README.md

April 14, 2026 · View on GitHub

llama-panel

A native macOS desktop app for managing and interacting with llama-server instances. Built with Tauri.

llama-panel demo

Features

Download models from HuggingFace -- live search, automatic split-file handling, download progress with ETA
Run multiple servers simultaneously -- each model gets its own random port, manage them all from one place
Auto-detects llama-server -- finds the binary on your PATH or common install locations
Downloads to the standard HuggingFace cache (~/.cache/huggingface/hub/) -- shared with huggingface-cli, LM Studio, and other tools
Open llama-server's built-in web UI in your browser with one click
Configure server options -- context size, GPU layers, flash attention, parallel slots, and more
Tune parameters with interactive sliders and presets (Creative, Balanced, Precise, Deterministic)
Playground for completions and chat with performance metrics
Live server log -- see model loading progress, layer offloading, and errors in real time
Slot monitor with real-time polling

Model Management

Search HuggingFace for GGUF models, download them, and start serving with a few clicks. Split models (multi-file GGUFs) are detected and downloaded as a bundle automatically.

Model download and serve

Live search -- type to search HuggingFace for GGUF models, see download counts and likes
Smart file picker -- shows available quantizations with file sizes, groups split models into bundles
Download progress -- real-time progress bar with ETA, visible from any tab
Popular model suggestions -- quick-pick chips for Gemma, Qwen, Llama, Mistral, Phi, and more
Multiple servers -- run several models at once, each on its own port. Connect, open in browser, or stop individually

Server Configuration

Configure llama-server options from the Server tab. Settings apply when starting any model.

Server configuration

Context & Memory -- context size, GPU layers, batch size, flash attention
Slots & Parallelism -- parallel slots, slot monitoring, continuous batching
Endpoints & API -- expose properties, enable metrics, listen host
Server log -- live stderr output from the running server process
Running servers list -- see all active servers with stop/open/connect controls

Integrations

OpenCode support – OpenCode can connect directly to your llama-server instance via the integration panel, enabling seamless model management and inference from within the OpenCode IDE.

Integration panel

Install

Homebrew (recommended)

brew tap AlexsJones/llama-panel
brew install llama-panel

This installs the .app bundle to /Applications and a llama-panel command on your PATH.

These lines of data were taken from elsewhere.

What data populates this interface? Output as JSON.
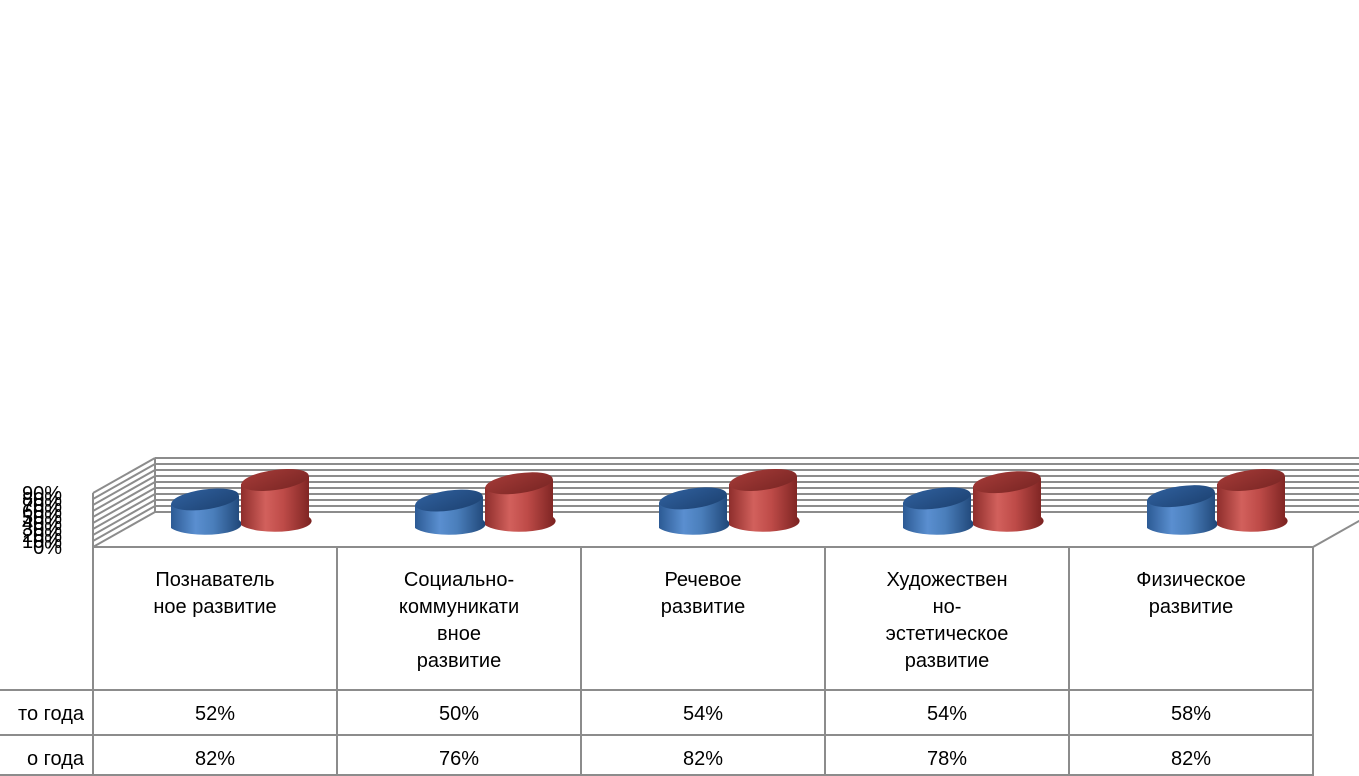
{
  "chart_data": {
    "type": "bar",
    "style": "3d-cylinder",
    "grid": true,
    "ylim": [
      0,
      90
    ],
    "yticks": [
      "0%",
      "10%",
      "20%",
      "30%",
      "40%",
      "50%",
      "60%",
      "70%",
      "80%",
      "90%"
    ],
    "categories": [
      [
        "Познаватель",
        "ное развитие"
      ],
      [
        "Социально-",
        "коммуникати",
        "вное",
        "развитие"
      ],
      [
        "Речевое",
        "развитие"
      ],
      [
        "Художествен",
        "но-",
        "эстетическое",
        "развитие"
      ],
      [
        "Физическое",
        "развитие"
      ]
    ],
    "series": [
      {
        "row_label": "то года",
        "color": "#4a7ebb",
        "values": [
          52,
          50,
          54,
          54,
          58
        ],
        "labels": [
          "52%",
          "50%",
          "54%",
          "54%",
          "58%"
        ]
      },
      {
        "row_label": "о года",
        "color": "#be4b48",
        "values": [
          82,
          76,
          82,
          78,
          82
        ],
        "labels": [
          "82%",
          "76%",
          "82%",
          "78%",
          "82%"
        ]
      }
    ]
  }
}
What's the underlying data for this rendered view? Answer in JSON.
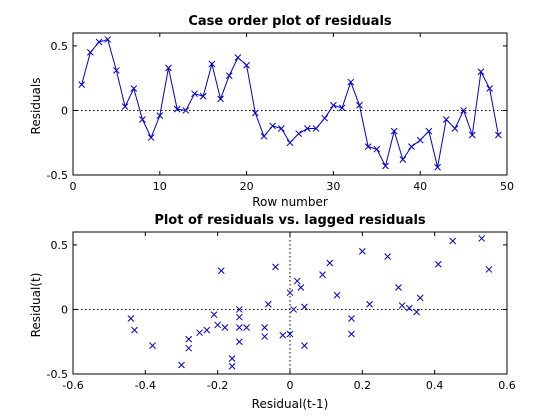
{
  "colors": {
    "series": "#0000cc",
    "axes": "#000000",
    "background": "#ffffff"
  },
  "chart_data": [
    {
      "type": "line",
      "marker": "x-marker",
      "title": "Case order plot of residuals",
      "xlabel": "Row number",
      "ylabel": "Residuals",
      "xlim": [
        0,
        50
      ],
      "ylim": [
        -0.5,
        0.6
      ],
      "xticks": [
        0,
        10,
        20,
        30,
        40,
        50
      ],
      "yticks": [
        -0.5,
        0,
        0.5
      ],
      "grid": false,
      "reference_line_y": 0,
      "series": [
        {
          "x": [
            1,
            2,
            3,
            4,
            5,
            6,
            7,
            8,
            9,
            10,
            11,
            12,
            13,
            14,
            15,
            16,
            17,
            18,
            19,
            20,
            21,
            22,
            23,
            24,
            25,
            26,
            27,
            28,
            29,
            30,
            31,
            32,
            33,
            34,
            35,
            36,
            37,
            38,
            39,
            40,
            41,
            42,
            43,
            44,
            45,
            46,
            47,
            48,
            49
          ],
          "values": [
            0.2,
            0.45,
            0.53,
            0.55,
            0.31,
            0.03,
            0.17,
            -0.07,
            -0.21,
            -0.04,
            0.33,
            0.01,
            0.0,
            0.13,
            0.11,
            0.36,
            0.09,
            0.27,
            0.41,
            0.35,
            -0.02,
            -0.2,
            -0.12,
            -0.14,
            -0.25,
            -0.18,
            -0.14,
            -0.14,
            -0.06,
            0.04,
            0.02,
            0.22,
            0.04,
            -0.28,
            -0.3,
            -0.43,
            -0.16,
            -0.38,
            -0.28,
            -0.23,
            -0.16,
            -0.44,
            -0.07,
            -0.14,
            0.0,
            -0.19,
            0.3,
            0.17,
            -0.19
          ]
        }
      ]
    },
    {
      "type": "scatter",
      "marker": "x-marker",
      "title": "Plot of residuals vs. lagged residuals",
      "xlabel": "Residual(t-1)",
      "ylabel": "Residual(t)",
      "xlim": [
        -0.6,
        0.6
      ],
      "ylim": [
        -0.5,
        0.6
      ],
      "xticks": [
        -0.6,
        -0.4,
        -0.2,
        0,
        0.2,
        0.4,
        0.6
      ],
      "yticks": [
        -0.5,
        0,
        0.5
      ],
      "grid": false,
      "reference_line_x": 0,
      "reference_line_y": 0,
      "series": [
        {
          "x": [
            0.2,
            0.45,
            0.53,
            0.55,
            0.31,
            0.03,
            0.17,
            -0.07,
            -0.21,
            -0.04,
            0.33,
            0.01,
            0.0,
            0.13,
            0.11,
            0.36,
            0.09,
            0.27,
            0.41,
            0.35,
            -0.02,
            -0.2,
            -0.12,
            -0.14,
            -0.25,
            -0.18,
            -0.14,
            -0.14,
            -0.06,
            0.04,
            0.02,
            0.22,
            0.04,
            -0.28,
            -0.3,
            -0.43,
            -0.16,
            -0.38,
            -0.28,
            -0.23,
            -0.16,
            -0.44,
            -0.07,
            -0.14,
            0.0,
            -0.19,
            0.3,
            0.17
          ],
          "values": [
            0.45,
            0.53,
            0.55,
            0.31,
            0.03,
            0.17,
            -0.07,
            -0.21,
            -0.04,
            0.33,
            0.01,
            0.0,
            0.13,
            0.11,
            0.36,
            0.09,
            0.27,
            0.41,
            0.35,
            -0.02,
            -0.2,
            -0.12,
            -0.14,
            -0.25,
            -0.18,
            -0.14,
            -0.14,
            -0.06,
            0.04,
            0.02,
            0.22,
            0.04,
            -0.28,
            -0.3,
            -0.43,
            -0.16,
            -0.38,
            -0.28,
            -0.23,
            -0.16,
            -0.44,
            -0.07,
            -0.14,
            0.0,
            -0.19,
            0.3,
            0.17,
            -0.19
          ]
        }
      ]
    }
  ]
}
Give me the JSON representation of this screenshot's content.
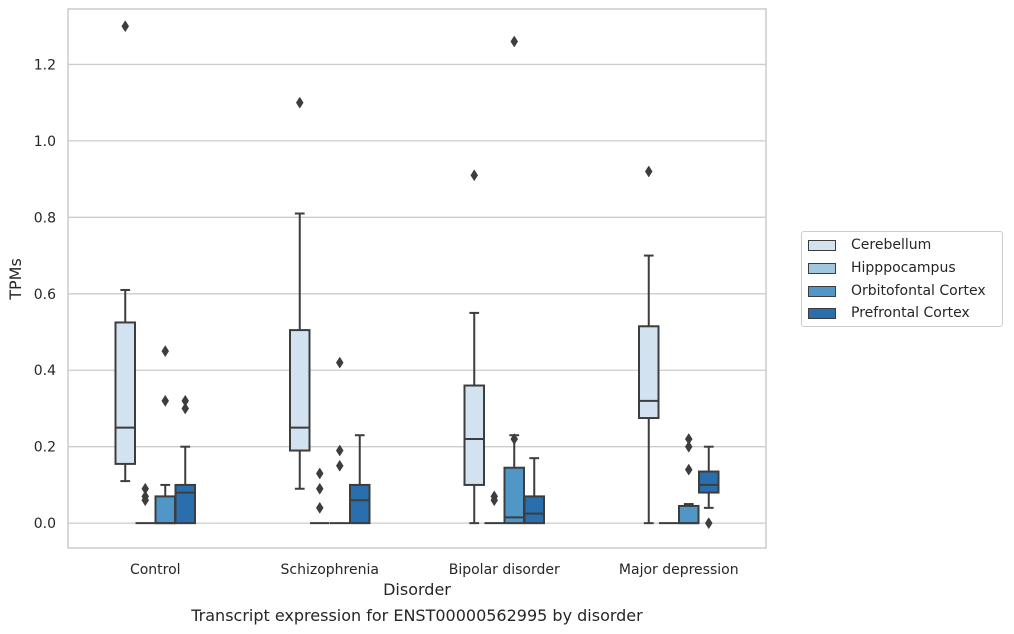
{
  "chart_data": {
    "type": "box",
    "xlabel": "Disorder",
    "ylabel": "TPMs",
    "caption": "Transcript expression for ENST00000562995 by disorder",
    "ylim": [
      -0.065,
      1.345
    ],
    "yticks": [
      0.0,
      0.2,
      0.4,
      0.6,
      0.8,
      1.0,
      1.2
    ],
    "ytick_labels": [
      "0.0",
      "0.2",
      "0.4",
      "0.6",
      "0.8",
      "1.0",
      "1.2"
    ],
    "grid": "horizontal",
    "legend_position": "right",
    "categories": [
      "Control",
      "Schizophrenia",
      "Bipolar disorder",
      "Major depression"
    ],
    "series": [
      {
        "name": "Cerebellum",
        "color": "#d3e2f1",
        "boxes": [
          {
            "whislo": 0.11,
            "q1": 0.155,
            "med": 0.25,
            "q3": 0.525,
            "whishi": 0.61,
            "fliers": [
              1.3
            ]
          },
          {
            "whislo": 0.09,
            "q1": 0.19,
            "med": 0.25,
            "q3": 0.505,
            "whishi": 0.81,
            "fliers": [
              1.1
            ]
          },
          {
            "whislo": 0.0,
            "q1": 0.1,
            "med": 0.22,
            "q3": 0.36,
            "whishi": 0.55,
            "fliers": [
              0.91
            ]
          },
          {
            "whislo": 0.0,
            "q1": 0.275,
            "med": 0.32,
            "q3": 0.515,
            "whishi": 0.7,
            "fliers": [
              0.92
            ]
          }
        ]
      },
      {
        "name": "Hipppocampus",
        "color": "#9fc7e0",
        "boxes": [
          {
            "whislo": 0.0,
            "q1": 0.0,
            "med": 0.0,
            "q3": 0.0,
            "whishi": 0.0,
            "fliers": [
              0.09,
              0.07,
              0.06
            ]
          },
          {
            "whislo": 0.0,
            "q1": 0.0,
            "med": 0.0,
            "q3": 0.0,
            "whishi": 0.0,
            "fliers": [
              0.13,
              0.09,
              0.04
            ]
          },
          {
            "whislo": 0.0,
            "q1": 0.0,
            "med": 0.0,
            "q3": 0.0,
            "whishi": 0.0,
            "fliers": [
              0.07,
              0.06
            ]
          },
          {
            "whislo": 0.0,
            "q1": 0.0,
            "med": 0.0,
            "q3": 0.0,
            "whishi": 0.0,
            "fliers": []
          }
        ]
      },
      {
        "name": "Orbitofontal Cortex",
        "color": "#5096c6",
        "boxes": [
          {
            "whislo": 0.0,
            "q1": 0.0,
            "med": 0.0,
            "q3": 0.07,
            "whishi": 0.1,
            "fliers": [
              0.45,
              0.32
            ]
          },
          {
            "whislo": 0.0,
            "q1": 0.0,
            "med": 0.0,
            "q3": 0.0,
            "whishi": 0.0,
            "fliers": [
              0.42,
              0.19,
              0.15
            ]
          },
          {
            "whislo": 0.0,
            "q1": 0.0,
            "med": 0.015,
            "q3": 0.145,
            "whishi": 0.23,
            "fliers": [
              1.26,
              0.22
            ]
          },
          {
            "whislo": 0.0,
            "q1": 0.0,
            "med": 0.0,
            "q3": 0.045,
            "whishi": 0.05,
            "fliers": [
              0.22,
              0.2,
              0.14
            ]
          }
        ]
      },
      {
        "name": "Prefrontal Cortex",
        "color": "#2a6fad",
        "boxes": [
          {
            "whislo": 0.0,
            "q1": 0.0,
            "med": 0.08,
            "q3": 0.1,
            "whishi": 0.2,
            "fliers": [
              0.32,
              0.3
            ]
          },
          {
            "whislo": 0.0,
            "q1": 0.0,
            "med": 0.06,
            "q3": 0.1,
            "whishi": 0.23,
            "fliers": []
          },
          {
            "whislo": 0.0,
            "q1": 0.0,
            "med": 0.025,
            "q3": 0.07,
            "whishi": 0.17,
            "fliers": []
          },
          {
            "whislo": 0.04,
            "q1": 0.08,
            "med": 0.1,
            "q3": 0.135,
            "whishi": 0.2,
            "fliers": [
              0.0
            ]
          }
        ]
      }
    ]
  }
}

Download from GitHub Releases

Grab the latest .tar.gz from Releases, extract it, and drag llama-panel.app to /Applications:

tar -xzf llama-panel-v*.tar.gz
mv llama-panel.app /Applications/

From source

Requires Rust and the Tauri CLI:

cargo install tauri-cli
cargo tauri build

The .app bundle will be in target/release/bundle/macos/.

Usage

Launch from Spotlight, the Applications folder, or the command line:

llama-panel

Development

# Install Tauri CLI
cargo install tauri-cli

# Run in dev mode (hot-reload for the UI)
cargo tauri dev

The frontend is vanilla HTML/CSS/JS in ui/ -- no build step required.

License

MIT